Would you like to understand more about your customer’s journey on your website? Like, how did they find your website and what did they do once they got there? If you just shook your head, “yes”, this podcast is for you. Today, we discuss all things website analytics.
We invite you to listen here on our website or from your favorite podcast player. Scroll below for episode summary and other resources.
Episode 13 Summary: Website Analytics 101
- Your small business website should be thought of as your online home base, even if you have a brick and mortar business. And much like you can measure activity of people in your store and interest in your business by tracking phone calls, sales, and inventory, and while assisting people by answering questions, helping them find what they are looking for, and hearing real-time feedback on how well – or not – a product or service fits their needs, you can do do these same things with your website analytics.
- We recommend using Google Analytics for your website analytics tool, but know that many website platforms offer their own website analytics, though it’s often much less robust. If you use WordPress, there are some plugins that include analytics functionality, too.
- Google Analytics is considered the most comprehensive analytics tool out there, and can even become overwhelming due to how comprehensive it is.
- On top of being the most comprehensive website analytics tool available, it’s also completely free and it syncs up with other important Google products like Google Ads and Search Console.
- No matter what analytics software you choose, you’ll be able to access some standard data on the people who visit your website. You can see things like the number of visitors you have to your website on any given day, week, or month. You can see new vs returning visitors, the number of pages that have been viewed on your site, the average number of pages viewed per visit, the most popular pages on your site, and main sources of traffic like organic search or social or paid ads.
- If you use Google Analytics, you can view the flow chart to see how your customers travel through your site. It will allow you to see where you may have opportunities on pages to improve the experience. For example, if your customer consistently makes it to your blog page but then leaves the site, it tells you something with the page or connection is blocking the journey.
- If you run conversion ads to your website or have a way for people to sign up with you or purchase online, Google Analytics gives you a way to set up what are called Goals. An easy example of a Goal would be to track the number of people who reached an order confirmation page or page that thanks a visitor for submitting a contact form.
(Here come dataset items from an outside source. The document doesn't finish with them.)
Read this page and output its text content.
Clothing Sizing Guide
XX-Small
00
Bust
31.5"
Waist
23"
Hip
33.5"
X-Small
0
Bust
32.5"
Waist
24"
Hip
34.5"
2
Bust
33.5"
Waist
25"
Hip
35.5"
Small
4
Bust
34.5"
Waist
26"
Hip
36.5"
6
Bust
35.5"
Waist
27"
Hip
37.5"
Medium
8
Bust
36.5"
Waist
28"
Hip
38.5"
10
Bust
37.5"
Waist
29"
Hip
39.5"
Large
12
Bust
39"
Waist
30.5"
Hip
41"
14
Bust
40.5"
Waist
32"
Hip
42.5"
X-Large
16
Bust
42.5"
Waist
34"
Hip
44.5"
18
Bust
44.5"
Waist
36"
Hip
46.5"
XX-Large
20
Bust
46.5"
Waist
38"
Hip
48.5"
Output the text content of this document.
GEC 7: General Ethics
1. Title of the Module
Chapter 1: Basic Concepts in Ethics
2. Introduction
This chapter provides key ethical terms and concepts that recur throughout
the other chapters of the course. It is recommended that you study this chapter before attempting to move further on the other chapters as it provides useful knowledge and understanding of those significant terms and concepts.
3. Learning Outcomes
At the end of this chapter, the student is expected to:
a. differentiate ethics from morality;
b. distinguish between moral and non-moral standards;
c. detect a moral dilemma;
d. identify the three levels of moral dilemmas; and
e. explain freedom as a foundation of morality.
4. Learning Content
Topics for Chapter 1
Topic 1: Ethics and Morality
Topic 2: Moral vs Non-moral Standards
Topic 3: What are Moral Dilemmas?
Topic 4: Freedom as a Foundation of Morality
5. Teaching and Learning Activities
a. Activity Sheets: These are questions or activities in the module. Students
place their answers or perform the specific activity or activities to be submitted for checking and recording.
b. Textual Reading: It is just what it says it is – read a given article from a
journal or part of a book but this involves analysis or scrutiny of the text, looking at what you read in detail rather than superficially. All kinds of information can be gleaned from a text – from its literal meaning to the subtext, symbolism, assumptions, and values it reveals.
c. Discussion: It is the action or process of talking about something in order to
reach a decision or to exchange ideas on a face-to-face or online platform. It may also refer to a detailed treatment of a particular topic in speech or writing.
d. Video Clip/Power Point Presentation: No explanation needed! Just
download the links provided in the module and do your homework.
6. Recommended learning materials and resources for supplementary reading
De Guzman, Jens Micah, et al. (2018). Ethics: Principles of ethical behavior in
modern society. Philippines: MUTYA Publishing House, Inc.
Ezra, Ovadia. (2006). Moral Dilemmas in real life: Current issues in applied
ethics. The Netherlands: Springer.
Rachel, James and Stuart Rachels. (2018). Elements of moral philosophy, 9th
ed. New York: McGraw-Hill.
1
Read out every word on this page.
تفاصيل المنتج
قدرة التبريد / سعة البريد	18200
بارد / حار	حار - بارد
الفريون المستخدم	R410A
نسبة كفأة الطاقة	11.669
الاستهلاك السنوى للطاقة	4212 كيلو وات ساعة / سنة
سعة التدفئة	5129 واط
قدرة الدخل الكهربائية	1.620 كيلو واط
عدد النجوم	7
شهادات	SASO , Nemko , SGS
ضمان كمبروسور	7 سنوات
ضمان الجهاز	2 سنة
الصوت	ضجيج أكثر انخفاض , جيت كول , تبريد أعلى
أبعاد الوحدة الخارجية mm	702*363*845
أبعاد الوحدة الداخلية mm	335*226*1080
- You will definitely find discrepancies in data between analytics sources. For example, your social media ads or Google ads will report a different number of people sent to your website or landing page than what Google will report from those same sources. This is normal and should be expected.
- Since you can’t see the people visiting your website and what pages they are visiting like you can see people shopping in your brick and mortar store, a website analytics tool is how you gather and understand that same type of information. Once you have that information, you can make adjustments to your website, pricing, marketing, service or product offerings, or business overall.
Episode 13 Takeaways:
Liz: Make sure you have some kind of analytics tool on your site, and start by focusing on some basic data points, comparing them month over month.
Ronda: Make sure you own it, meaning your analytics account. Don’t let an outside vendor set up your analytics account for you. And don’t forget our stop light rules!